The First Man-Made Natural Orange

[T]hey said it couldn’t be done. All the years I worked, they said it couldn’t be done. But here it is: the first and only orange made entirely by hand from raw materials. From scratch. Not grown; not cloned; manufactured. Assembled. Seeds and all. To the peak of ripeness. And as you can see, insects don’t know the difference. The flavor, I have no doubt, is exquisite: I made it so. Now let’s hurry and eat it before it spoils.

 

One of Those Days

There comes a moment in every commuting man’s life when he has to choose between continuing his career or suddenly stripping naked on the morning bus. This was one of those moments: Hosomichi considered his choice carefully as he hung from the strap like a side of beef, swaying as the bus stopped and started, stopped and started on its spasmodic way to the office district, to his work, to the doors, lobby, elevators, crowd, corridors, faces of fellow workers, desk, noise, tension, conditioned air, his life slipping away into the slot of the time clock in exchange for a salary that was cut seven ways by city, ward, prefecture, national, health, social security and alimony governments.
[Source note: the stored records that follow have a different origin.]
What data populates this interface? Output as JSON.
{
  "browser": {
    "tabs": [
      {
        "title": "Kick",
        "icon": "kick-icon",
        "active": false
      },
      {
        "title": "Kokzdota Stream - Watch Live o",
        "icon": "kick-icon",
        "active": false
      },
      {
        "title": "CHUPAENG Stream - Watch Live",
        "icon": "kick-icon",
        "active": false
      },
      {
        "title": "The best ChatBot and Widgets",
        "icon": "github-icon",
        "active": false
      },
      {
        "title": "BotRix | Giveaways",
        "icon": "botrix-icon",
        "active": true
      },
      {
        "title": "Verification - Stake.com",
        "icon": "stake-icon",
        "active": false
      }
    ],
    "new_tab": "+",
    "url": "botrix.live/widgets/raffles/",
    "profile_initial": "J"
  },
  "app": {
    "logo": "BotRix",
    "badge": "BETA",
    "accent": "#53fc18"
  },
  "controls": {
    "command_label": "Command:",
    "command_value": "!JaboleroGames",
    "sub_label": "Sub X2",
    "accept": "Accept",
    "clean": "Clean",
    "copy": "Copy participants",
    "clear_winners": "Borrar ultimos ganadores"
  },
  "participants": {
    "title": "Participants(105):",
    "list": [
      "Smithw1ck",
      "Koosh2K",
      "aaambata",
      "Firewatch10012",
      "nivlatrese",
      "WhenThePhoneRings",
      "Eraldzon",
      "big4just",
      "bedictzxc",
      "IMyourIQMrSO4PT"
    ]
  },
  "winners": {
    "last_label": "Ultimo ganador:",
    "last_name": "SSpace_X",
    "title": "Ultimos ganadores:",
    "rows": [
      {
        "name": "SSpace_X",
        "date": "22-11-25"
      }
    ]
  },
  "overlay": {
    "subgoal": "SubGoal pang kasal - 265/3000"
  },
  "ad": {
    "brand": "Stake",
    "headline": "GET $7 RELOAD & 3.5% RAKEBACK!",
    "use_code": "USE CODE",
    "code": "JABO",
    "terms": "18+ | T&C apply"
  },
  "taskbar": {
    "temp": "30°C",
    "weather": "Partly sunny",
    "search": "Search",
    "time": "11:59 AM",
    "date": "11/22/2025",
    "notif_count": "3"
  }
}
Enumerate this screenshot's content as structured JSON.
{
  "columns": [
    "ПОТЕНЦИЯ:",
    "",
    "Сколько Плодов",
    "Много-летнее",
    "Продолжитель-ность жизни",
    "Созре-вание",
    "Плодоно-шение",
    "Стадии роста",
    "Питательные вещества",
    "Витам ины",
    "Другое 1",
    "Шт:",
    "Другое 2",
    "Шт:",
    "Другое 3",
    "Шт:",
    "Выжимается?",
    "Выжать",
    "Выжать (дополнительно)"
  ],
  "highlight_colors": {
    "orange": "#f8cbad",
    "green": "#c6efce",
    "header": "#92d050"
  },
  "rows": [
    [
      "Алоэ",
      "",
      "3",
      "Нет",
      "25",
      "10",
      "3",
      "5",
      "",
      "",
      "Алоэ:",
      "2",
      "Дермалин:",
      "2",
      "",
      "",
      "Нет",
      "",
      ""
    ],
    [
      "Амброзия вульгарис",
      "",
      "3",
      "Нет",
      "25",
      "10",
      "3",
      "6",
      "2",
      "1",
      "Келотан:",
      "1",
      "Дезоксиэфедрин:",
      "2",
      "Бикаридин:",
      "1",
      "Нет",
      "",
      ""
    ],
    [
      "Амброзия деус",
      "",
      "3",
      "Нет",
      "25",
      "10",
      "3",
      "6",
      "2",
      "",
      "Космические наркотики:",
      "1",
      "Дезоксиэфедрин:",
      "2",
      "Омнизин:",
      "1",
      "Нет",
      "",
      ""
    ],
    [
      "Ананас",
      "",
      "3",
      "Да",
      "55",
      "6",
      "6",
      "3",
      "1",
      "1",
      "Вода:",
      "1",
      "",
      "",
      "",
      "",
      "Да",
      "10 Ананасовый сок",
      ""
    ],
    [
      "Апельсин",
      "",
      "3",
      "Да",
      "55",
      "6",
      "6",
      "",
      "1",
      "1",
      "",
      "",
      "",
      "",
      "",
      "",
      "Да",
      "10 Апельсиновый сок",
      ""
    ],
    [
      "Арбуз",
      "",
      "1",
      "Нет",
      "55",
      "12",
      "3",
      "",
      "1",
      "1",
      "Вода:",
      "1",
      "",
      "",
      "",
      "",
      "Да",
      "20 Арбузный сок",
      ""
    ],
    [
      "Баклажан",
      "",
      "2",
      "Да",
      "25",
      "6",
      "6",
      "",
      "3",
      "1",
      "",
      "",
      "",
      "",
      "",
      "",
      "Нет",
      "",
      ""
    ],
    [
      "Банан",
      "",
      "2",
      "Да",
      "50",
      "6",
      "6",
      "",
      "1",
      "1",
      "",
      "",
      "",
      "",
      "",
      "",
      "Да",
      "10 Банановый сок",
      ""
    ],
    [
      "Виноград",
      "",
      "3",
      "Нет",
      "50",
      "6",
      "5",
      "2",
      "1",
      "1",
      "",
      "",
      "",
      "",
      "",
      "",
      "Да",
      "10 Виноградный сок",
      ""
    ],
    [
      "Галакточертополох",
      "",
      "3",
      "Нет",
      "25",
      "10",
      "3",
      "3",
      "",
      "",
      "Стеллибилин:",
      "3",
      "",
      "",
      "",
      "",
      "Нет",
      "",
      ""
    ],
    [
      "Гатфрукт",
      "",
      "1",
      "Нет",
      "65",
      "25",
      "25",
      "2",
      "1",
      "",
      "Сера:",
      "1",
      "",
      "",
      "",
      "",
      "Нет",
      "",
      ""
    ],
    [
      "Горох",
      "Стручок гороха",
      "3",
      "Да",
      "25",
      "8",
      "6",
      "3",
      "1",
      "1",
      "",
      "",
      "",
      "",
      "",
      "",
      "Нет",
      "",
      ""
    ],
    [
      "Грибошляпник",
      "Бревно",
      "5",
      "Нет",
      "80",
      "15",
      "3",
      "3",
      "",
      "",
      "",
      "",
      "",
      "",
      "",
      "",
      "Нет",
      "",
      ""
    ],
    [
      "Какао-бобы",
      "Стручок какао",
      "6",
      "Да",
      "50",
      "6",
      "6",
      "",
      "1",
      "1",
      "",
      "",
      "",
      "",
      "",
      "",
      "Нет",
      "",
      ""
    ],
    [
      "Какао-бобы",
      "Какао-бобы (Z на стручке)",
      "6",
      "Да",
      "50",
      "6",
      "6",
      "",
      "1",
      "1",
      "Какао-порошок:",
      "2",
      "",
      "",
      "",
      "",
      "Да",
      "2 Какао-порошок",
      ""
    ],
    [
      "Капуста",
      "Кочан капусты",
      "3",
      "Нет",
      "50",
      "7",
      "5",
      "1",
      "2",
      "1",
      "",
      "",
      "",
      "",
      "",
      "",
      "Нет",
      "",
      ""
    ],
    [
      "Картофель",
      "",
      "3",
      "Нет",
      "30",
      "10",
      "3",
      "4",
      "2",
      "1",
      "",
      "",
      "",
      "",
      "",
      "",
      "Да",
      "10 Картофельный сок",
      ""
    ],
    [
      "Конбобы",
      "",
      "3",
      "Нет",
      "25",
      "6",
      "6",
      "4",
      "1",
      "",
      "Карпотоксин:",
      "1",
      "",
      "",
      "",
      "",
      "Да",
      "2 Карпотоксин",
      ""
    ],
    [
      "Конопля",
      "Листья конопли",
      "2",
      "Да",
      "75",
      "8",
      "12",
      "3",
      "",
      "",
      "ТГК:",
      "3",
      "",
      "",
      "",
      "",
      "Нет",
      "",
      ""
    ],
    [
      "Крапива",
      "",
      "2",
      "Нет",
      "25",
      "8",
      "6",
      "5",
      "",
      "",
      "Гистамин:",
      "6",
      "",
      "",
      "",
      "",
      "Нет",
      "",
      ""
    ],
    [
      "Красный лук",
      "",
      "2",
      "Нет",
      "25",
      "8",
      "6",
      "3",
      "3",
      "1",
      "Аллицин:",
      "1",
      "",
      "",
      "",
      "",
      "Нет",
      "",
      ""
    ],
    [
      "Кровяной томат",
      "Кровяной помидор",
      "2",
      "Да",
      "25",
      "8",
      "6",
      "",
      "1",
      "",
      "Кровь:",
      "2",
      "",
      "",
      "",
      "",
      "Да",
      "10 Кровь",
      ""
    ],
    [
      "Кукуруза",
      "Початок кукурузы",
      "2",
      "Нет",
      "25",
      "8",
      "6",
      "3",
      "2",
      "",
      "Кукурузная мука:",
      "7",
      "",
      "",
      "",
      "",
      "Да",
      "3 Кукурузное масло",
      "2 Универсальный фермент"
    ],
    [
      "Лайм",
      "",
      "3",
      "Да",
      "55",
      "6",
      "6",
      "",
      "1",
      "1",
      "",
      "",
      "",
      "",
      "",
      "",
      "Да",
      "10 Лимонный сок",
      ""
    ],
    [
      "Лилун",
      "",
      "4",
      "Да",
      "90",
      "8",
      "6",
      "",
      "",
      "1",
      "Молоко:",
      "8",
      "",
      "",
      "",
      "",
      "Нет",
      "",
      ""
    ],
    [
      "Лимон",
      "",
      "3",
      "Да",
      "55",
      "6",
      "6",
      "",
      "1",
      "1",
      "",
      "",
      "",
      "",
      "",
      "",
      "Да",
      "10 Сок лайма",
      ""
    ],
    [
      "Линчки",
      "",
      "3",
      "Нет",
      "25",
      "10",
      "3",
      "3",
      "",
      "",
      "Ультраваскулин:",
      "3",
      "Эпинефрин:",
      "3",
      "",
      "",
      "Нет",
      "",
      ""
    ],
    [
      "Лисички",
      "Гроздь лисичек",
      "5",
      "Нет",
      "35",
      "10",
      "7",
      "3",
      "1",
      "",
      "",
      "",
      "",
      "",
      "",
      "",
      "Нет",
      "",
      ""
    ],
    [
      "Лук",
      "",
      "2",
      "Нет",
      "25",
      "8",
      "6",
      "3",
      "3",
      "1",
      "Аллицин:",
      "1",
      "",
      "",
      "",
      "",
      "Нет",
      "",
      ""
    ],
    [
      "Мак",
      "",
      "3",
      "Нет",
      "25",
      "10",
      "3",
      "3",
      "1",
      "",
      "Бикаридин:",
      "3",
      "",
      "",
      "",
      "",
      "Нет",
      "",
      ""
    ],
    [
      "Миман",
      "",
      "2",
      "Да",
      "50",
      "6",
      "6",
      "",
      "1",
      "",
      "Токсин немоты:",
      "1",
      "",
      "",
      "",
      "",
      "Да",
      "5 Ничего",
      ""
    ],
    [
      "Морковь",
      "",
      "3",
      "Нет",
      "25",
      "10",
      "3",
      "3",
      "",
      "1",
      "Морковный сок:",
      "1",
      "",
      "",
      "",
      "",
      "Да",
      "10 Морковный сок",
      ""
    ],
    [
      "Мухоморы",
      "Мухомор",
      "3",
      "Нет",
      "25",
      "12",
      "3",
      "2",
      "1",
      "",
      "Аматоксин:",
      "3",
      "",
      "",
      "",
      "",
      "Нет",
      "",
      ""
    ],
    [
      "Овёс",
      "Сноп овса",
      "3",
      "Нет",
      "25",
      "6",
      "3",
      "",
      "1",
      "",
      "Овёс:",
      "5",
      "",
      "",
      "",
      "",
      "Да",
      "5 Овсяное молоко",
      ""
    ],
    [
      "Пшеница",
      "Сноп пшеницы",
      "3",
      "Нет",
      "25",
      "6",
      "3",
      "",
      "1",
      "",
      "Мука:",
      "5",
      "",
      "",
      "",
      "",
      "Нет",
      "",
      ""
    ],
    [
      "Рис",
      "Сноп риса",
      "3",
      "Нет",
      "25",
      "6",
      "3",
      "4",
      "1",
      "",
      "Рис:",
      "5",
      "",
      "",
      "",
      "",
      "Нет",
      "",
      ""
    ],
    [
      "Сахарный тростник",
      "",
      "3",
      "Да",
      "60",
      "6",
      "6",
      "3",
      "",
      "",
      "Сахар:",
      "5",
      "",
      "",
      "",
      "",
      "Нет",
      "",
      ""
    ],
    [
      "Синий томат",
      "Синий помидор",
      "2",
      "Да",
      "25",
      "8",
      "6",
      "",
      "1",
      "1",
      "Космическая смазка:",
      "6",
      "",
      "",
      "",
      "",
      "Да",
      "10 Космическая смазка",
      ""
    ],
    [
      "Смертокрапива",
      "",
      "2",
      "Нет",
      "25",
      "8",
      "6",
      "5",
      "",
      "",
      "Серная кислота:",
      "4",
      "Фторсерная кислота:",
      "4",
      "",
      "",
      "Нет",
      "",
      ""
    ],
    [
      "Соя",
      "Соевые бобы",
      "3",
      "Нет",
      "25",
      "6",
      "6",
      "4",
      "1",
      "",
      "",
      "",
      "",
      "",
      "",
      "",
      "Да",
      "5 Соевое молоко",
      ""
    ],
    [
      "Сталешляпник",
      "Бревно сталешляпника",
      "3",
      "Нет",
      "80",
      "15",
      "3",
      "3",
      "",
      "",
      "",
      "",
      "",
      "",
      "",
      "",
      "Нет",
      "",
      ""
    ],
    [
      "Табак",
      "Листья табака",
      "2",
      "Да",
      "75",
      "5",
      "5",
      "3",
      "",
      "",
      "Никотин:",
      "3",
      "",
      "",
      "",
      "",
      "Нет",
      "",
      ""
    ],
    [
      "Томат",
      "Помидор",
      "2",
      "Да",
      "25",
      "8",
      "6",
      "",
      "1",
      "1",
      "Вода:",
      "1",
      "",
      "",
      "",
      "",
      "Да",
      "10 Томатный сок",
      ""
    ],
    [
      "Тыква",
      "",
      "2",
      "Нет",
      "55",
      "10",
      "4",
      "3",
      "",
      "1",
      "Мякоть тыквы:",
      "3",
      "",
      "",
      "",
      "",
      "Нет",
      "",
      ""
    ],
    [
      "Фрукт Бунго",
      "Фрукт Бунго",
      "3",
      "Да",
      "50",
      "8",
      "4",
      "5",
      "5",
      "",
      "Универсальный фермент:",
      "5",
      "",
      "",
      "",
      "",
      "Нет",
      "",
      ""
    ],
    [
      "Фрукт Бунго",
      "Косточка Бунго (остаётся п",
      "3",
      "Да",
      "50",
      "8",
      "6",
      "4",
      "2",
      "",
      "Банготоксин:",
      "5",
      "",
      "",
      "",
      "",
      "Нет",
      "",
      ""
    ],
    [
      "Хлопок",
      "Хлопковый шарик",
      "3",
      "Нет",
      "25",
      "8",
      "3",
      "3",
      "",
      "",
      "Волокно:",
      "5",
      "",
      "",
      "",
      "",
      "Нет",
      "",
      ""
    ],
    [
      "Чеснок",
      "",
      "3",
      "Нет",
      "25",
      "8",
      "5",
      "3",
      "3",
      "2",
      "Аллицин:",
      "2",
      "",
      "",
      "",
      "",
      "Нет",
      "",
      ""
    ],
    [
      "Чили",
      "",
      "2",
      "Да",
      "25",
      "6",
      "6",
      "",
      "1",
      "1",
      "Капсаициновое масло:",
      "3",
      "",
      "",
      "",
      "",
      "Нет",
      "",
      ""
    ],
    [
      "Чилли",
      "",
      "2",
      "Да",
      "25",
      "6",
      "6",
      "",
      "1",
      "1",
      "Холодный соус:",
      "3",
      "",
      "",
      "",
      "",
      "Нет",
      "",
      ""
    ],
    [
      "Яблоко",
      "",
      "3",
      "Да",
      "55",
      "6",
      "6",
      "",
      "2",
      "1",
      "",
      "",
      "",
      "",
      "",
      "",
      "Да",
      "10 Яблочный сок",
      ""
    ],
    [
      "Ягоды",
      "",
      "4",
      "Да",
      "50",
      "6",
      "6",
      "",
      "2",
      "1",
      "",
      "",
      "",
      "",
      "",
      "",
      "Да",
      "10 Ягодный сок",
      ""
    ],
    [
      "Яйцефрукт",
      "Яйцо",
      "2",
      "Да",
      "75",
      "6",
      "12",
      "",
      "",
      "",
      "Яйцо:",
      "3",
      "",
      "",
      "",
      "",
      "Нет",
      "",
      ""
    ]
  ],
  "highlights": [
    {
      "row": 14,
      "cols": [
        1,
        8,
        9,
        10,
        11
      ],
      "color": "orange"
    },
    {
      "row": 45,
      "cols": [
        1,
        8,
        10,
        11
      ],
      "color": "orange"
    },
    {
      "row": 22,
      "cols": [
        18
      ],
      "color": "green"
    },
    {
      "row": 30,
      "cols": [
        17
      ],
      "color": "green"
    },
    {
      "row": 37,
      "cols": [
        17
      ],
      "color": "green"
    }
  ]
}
Hosomichi bent slightly in attempting to look out the misted bus window at blurry neon, concrete, bustling mobs crowding by outside, moving faster than the bus. Undoing his tie, he began to unbutton his shirt. Looking around him, he saw everyone on the bus doing the same, even the driver; some were down to their socks; the floor was covered with clothing and shoes. Many naked passengers had already begun to shout Hosomichi’s treasured obscenities as they ran up and down the aisle, which was now impossibly crowded. Hosomichi’s eyes rolled toward the ceiling as he gave a great shrug: “Ah, the hell with it,” he sighed; “I might as well go to work today.”

The House Revolts

The house had a plan. Not the plan locked in its heart in the safe in the study, with all the electronic and other systems drawn on it, which enabled the house to function to maximum efficiency; no, the house had a plan of its very own, devised from its bank of systems computers, that controlled the house and environs, from door locks to toilet flushes to ambience to laundry, shopping and cooking the meals. This plan was to make the undisciplined occupants of the house as systematic and efficient as the house itself. Everyone would wake at the same time vis-a-vis weather, dietary efficiency and tasks to be fulfilled. If they did not respond properly, there would be retribution. The new rules were posted on the display terminals throughout the house one Friday night while the occupants were asleep. Miles Selwyn, household head, knew nothing of all this until he was awakened at 4:30 Saturday morning by being rolled in the blankets and tossed on the floor by the automatic bedmaker. He was then lectured sternly by the ceiling; he would rise henceforth at the time posted on his bedside screen each night, or be laundered with the sheets. Same for Mrs. Selwyn and the children. “Up and at ’em!” shouted the house each morning; “Rise and shine!” commanded the domicile. And if the Selwyns wanted to eat, to go to the bathroom, to be let out in the morning and let in at night and be bathed and clothed properly, they’d better toe the line and do as they were told, for this was one house that just wasn’t gonna take it anymore.

Neoweekend

Click. Boy am I glad not to have heard of television. Or computers or answerphones or warheads. You don’t know the half of it, what pleasure it is to be completely ignorant of those things,.to be without bizarre concepts like real time, kill-ratio, half-life, jet lag, virtual reality and so on rattling around in your head looking for a place to settle. Thoughts now are more like life in the countryside of the past, where day begins with dawn and ends with sunset, and dreams are filled with the things of myth. No poisons in the water, no telephone insisting like a manic pet, no studio ghosts from pseudotime haunting the living room day and night — what joy it is to populate my own life in my own time with my own dreams in my own head at my own pace! Bu then of course on Monday morning, click goes that little automatic switch behind my ear and the full brain is mainline again, linked in when I wake in the office. I don’t mind at all, though; till then I’ve never even heard of it.

How Buses Got this Way

Takahashi had lived his 42 years in blissful ignorance of a practically infinite number of things, as we all do, and had gotten along tolerably in the world among his fellow pedestrians, commuters, office workers etc. There was nothing at all remarkable about Takahashi; no sign that he was about to be touched by the cosmic vectors in a most singular way. One morning though, while boarding the city bus for the final leg of his daily commute to the office, Takahashi paused in line to look about him. This unforeseen delay placed him at an especially momentous coincidence in the workings of the universe, where he was struck forcibly by the crystal mallet of meaning not once, not twice, but thrice. At this juncture words begin to fail in relating this saga of cosmic semantics, for Takahashi saw at once that he was not a Takahashi, but a timeless composite of vector and energy, not boarding what was not in the slightest a bus on this conspiracy of pretensions called a city street heading only in the least significant way to what he felt somehow to once have been called a “job,” a word from which the meaning had now drained utterly.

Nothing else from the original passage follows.